I was all excited and riding on the momentum of the Mormon Militia when I got these little fellas all primed up. And…they sat there on the workstation and stared back at me…all unpainted…all 45+ of them. And my fire fizzled, ugh. But I rallied later in the week and sat in for a few marathon sessions and managed to get all but 10 of them done. Now I remember why I like skirmish armies. But the look of a battlefield full of companies and regiments all awaiting battle is just amazing so I plug on and have a new respect for some of the pictures I see from gaming conventions where the armies have 300-400 miniatures per side.
Really not much different than the Confederates other than the colors which may or may not be 100% historically correct but good enough for me.
Again, no basing yet as I’ve not committed to a set of rules but it looks like I’m leaning to a DBx style sabot that can be mounted up on an Impetus movement tray. This will allow the Natives a little more freedom to move but still keep the formation look of the 1880’s.
Around here we’re trying (not very successfully yet,mind you) at getting back to our weekly winter board game night. This week’s pick is a game called Quarto, published by a French company called Gigamic. A simple game consisting of 16 high quality hardwood shaped pieces and a wooden board.

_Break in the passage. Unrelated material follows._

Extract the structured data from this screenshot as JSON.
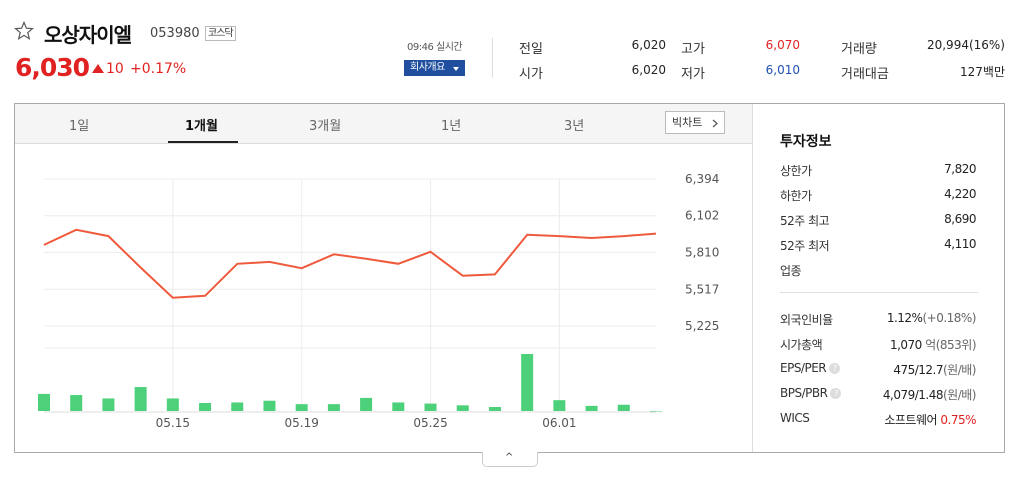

This is one of those “quick to learn – long to master” abstract games that is great for filling in some extra time. The object is really easy: to get four elements, or characteristics, in a row. The elements are tall, short, solid, hollow, square, round, dark and light colored. Seems easy enough but the twist is that your opponent decides which piece you will play.
So in the above picture my daughter has essentially won because any piece I choose for her to play will win by playing it in the center row, second circle down. It will either be solid or hollow giving her the Quarto in a diagonal line. A light colored piece would also win by playing it in the leftmost second circle up. Easy enough, but for a more challenging game you can create a square of common elements as well as the lines giving you 9 extra ways to win.
I love games like this and wonder why we haven’t played it yet. Time, never have time. With winter rolling around again I am hoping we can get back to a schedule that allows it.